If there is a thesis that stretches through the book, it is the immense difficulty that the early Christian communities found in achieving consensus and unity. I use my knowledge of the wider empire to show just how many cultural niches there were in which Christianity settled. There were very different Greek and Latin Christianities. I stress this diversity and give the evidence for it because I think it is underestimated. Studies such as Rodney Stark’s The Rise of Christianity assume all too easily that there was a single movement called "Christianity," growing steadily. There is a mass of evidence against this view. The historian Eusebius, writing just thirty years after the Diocletian persecutions, wrote that God had sent them because of the mutual hostility of Christian communities!

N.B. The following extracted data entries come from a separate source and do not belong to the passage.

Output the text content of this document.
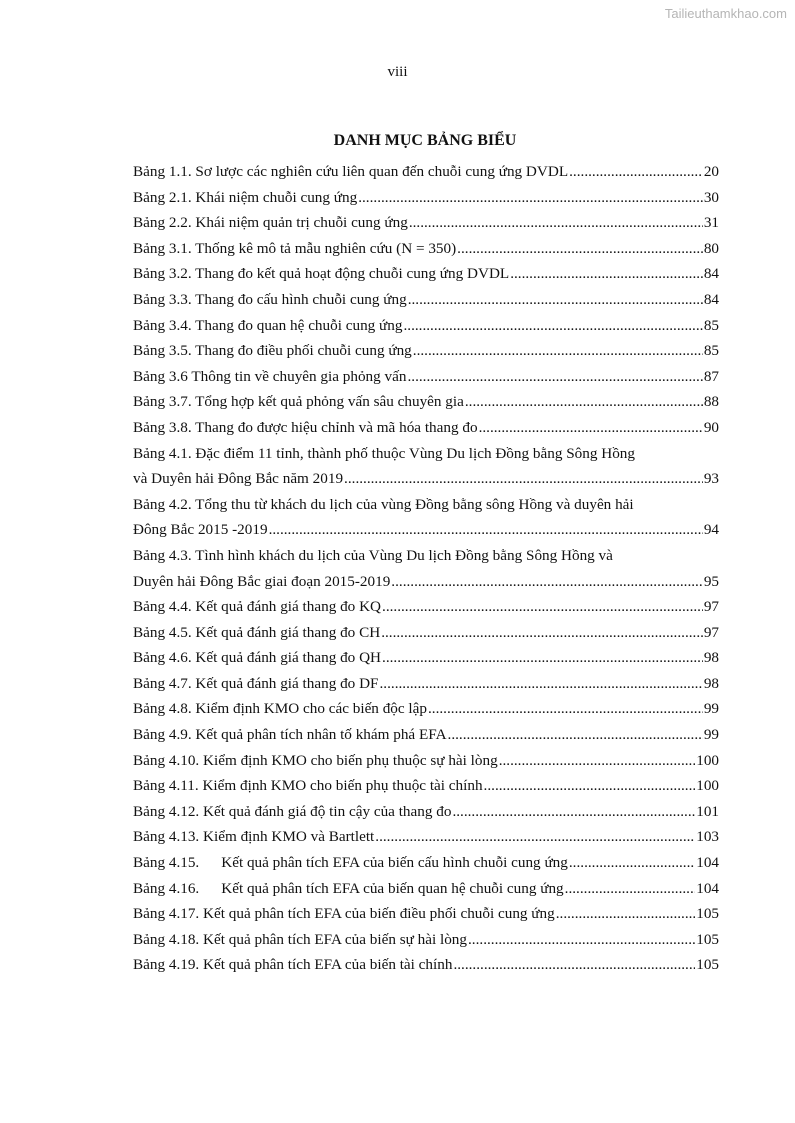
Tailieuthamkhao.com
viii
DANH MỤC BẢNG BIỂU
Bảng 1.1. Sơ lược các nghiên cứu liên quan đến chuỗi cung ứng DVDL .....	20
Bảng 2.1. Khái niệm chuỗi cung ứng .....	30
Bảng 2.2. Khái niệm quản trị chuỗi cung ứng .....	31
Bảng 3.1. Thống kê mô tả mẫu nghiên cứu (N = 350) .....	80
Bảng 3.2. Thang đo kết quả hoạt động chuỗi cung ứng DVDL .....	84
Bảng 3.3. Thang đo cấu hình chuỗi cung ứng .....	84
Bảng 3.4. Thang đo quan hệ chuỗi cung ứng .....	85
Bảng 3.5. Thang đo điều phối chuỗi cung ứng .....	85
Bảng 3.6 Thông tin về chuyên gia phỏng vấn .....	87
Bảng 3.7. Tổng hợp kết quả phỏng vấn sâu chuyên gia .....	88
Bảng 3.8. Thang đo được hiệu chỉnh và mã hóa thang đo .....	90
Bảng 4.1. Đặc điểm 11 tỉnh, thành phố thuộc Vùng Du lịch Đồng bằng Sông Hồng
và Duyên hải Đông Bắc năm 2019 .....	93
Bảng 4.2. Tổng thu từ khách du lịch của vùng Đồng bằng sông Hồng và duyên hải
Đông Bắc 2015 -2019 .....	94
Bảng 4.3. Tình hình khách du lịch của Vùng Du lịch Đồng bằng Sông Hồng và
Duyên hải Đông Bắc giai đoạn 2015-2019 .....	95
Bảng 4.4. Kết quả đánh giá thang đo KQ .....	97
Bảng 4.5. Kết quả đánh giá thang đo CH .....	97
Bảng 4.6. Kết quả đánh giá thang đo QH .....	98
Bảng 4.7. Kết quả đánh giá thang đo DF .....	98
Bảng 4.8. Kiểm định KMO cho các biến độc lập .....	99
Bảng 4.9. Kết quả phân tích nhân tố khám phá EFA .....	99
Bảng 4.10. Kiểm định KMO cho biến phụ thuộc sự hài lòng .....	100
Bảng 4.11. Kiểm định KMO cho biến phụ thuộc tài chính .....	100
Bảng 4.12. Kết quả đánh giá độ tin cậy của thang đo .....	101
Bảng 4.13. Kiểm định KMO và Bartlett .....	103
Bảng 4.15. Kết quả phân tích EFA của biến cấu hình chuỗi cung ứng .....	104
Bảng 4.16. Kết quả phân tích EFA của biến quan hệ chuỗi cung ứng .....	104
Bảng 4.17. Kết quả phân tích EFA của biến điều phối chuỗi cung ứng .....	105
Bảng 4.18. Kết quả phân tích EFA của biến sự hài lòng .....	105
Bảng 4.19. Kết quả phân tích EFA của biến tài chính .....	105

Those who have read my earlier books will know of my argument that Christian theology of the fourth century was of a high intellectual standard and that one has to look for the legislation of the Christian emperors, notably Theodosius (379-395), for the stifling of Christian diversity. I repeat this argument here and take the story of the very different Christianities that developed in the Greek east and the Latin west up to AD 600. On the way, I discuss the gnostics -- were they overthrown by an authoritarian church? -- I think not. It is all fascinating stuff and I have tried to include the latest findings.

I hope Christians as well as non-Christians will read my book. There may be surprises and shocks as I challenge some conventional interpretations but no one is harmed by lively debate and I hope this book encourages it. It is vitally important for us all to understand how the Christian churches were born.